Dans une déclaration à Lusa, le responsable a souligné que l’adhésion au programme lancé cette semaine par le gouvernement pour soutenir le remplacement des équipements à gaz par des solutions électriques plus efficaces « démontre bien le potentiel qui existe dans le remplacement des équipements anciens par de nouveaux, plus efficaces sur le plan énergétique », mais a averti que le nombre de soutiens disponibles « est très réduit », plaidant ainsi pour un renforcement des fonds prévus par le gouvernement.
Dès le premier jour, le programme visant à améliorer le confort thermique des foyers a reçu plus de 6 000 candidatures.
Nuno Lameiras a également affirmé que, bien que l’association ait été consultée par l’exécutif dans la préparation de ce soutien, une « participation plus active » de l’AGEFE aurait été « souhaitable » pour réduire les fragilités. « Notre première option aurait été de soutenir le remplacement des grands appareils électroménagers, qui sont les plus gros consommateurs d’énergie et où le gain en efficacité est le plus significatif », a-t-il souligné.

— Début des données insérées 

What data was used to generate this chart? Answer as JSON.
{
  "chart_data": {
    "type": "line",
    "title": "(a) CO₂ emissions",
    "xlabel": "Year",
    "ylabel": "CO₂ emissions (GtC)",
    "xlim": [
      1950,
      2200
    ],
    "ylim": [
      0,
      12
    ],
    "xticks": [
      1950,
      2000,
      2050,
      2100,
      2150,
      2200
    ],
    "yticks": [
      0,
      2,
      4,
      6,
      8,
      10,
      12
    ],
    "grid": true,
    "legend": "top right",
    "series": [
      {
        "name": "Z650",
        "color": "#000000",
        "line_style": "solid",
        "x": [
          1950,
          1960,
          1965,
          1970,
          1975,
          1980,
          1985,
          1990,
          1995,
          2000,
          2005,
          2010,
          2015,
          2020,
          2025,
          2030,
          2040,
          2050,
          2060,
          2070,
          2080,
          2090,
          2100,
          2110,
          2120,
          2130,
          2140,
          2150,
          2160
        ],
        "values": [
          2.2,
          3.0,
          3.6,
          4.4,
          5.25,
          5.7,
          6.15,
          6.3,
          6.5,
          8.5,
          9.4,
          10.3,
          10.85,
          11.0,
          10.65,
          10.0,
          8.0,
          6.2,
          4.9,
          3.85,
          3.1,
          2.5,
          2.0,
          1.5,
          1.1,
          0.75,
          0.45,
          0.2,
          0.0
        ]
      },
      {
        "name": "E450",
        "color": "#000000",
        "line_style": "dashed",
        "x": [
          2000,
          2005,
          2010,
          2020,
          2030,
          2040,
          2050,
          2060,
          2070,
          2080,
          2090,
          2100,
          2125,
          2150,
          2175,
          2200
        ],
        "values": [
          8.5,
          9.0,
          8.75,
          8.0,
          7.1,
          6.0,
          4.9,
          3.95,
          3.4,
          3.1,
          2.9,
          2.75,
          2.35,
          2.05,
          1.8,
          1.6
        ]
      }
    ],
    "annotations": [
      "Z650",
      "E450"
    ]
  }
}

Parmi les limitations, le président de l’AGEFE a également souligné que certains des équipements concernés, comme certaines plaques de cuisson, « ne sont même pas soumis à l’étiquetage énergétique », rendant moins évidente la démonstration des bénéfices.
Le directeur général de l’association, Daniel Ribeiro, a rappelé que la première option proposée par l’AGEFE était « 100% centrée sur le potentiel de l’efficacité énergétique des équipements, où cette efficacité est beaucoup plus visible et procure beaucoup plus d’économies, comme les réfrigérateurs, les lave-linge et les lave-vaisselle. Nous avons fondé cela techniquement, mais l’option politique a été différente. Elle est respectable, et il nous incombe maintenant de contribuer au succès de ce qui existe », a-t-il ajouté.
Malgré les critiques, Nuno Lameiras a souligné que le secteur « est prêt » à répondre à la demande, écartant le risque de ruptures de stocks.
« Le point critique est seulement de savoir si le gouvernement sera disposé à renforcer la ligne et permettre à plus de familles de bénéficier du soutien », a-t-il insisté.
Daniel Ribeiro a également souligné que « pour le succès de ce programme, il est essentiel que les consommateurs s’informent avant de décider un achat et comprennent quel type d’options ils souhaitent faire », soulignant que le modèle du bon unique « oblige à ce que tout l’achat soit effectué dans le même magasin », ce qui nécessite une planification pour éviter des regrets ultérieurs.
Le directeur général de l’AGEFE a ajouté que l’impact attendu sur le secteur « ne pourra être positif que si le plus grand nombre de consommateurs a accès au maximum de possibilités de soutien, de manière décentralisée et non concentrée dans certaines régions ou auprès de certains fournisseurs ». Il a également souligné l’importance de l’adhésion à la distribution, car « elle permet une diffusion dispersée et affinée des soutiens auprès de la population, au lieu d’être concentrée ».
Le programme E-Lar dispose d’un budget initial de 40 millions d’euros pour soutenir le remplacement des cuisinières, fours et chauffe-eaux à gaz par des équipements électriques de classe A ou supérieure. Les aides peuvent atteindre jusqu’à 1 683 euros pour les familles vulnérables, le montant maximal étant de 1 100 euros pour les autres cas.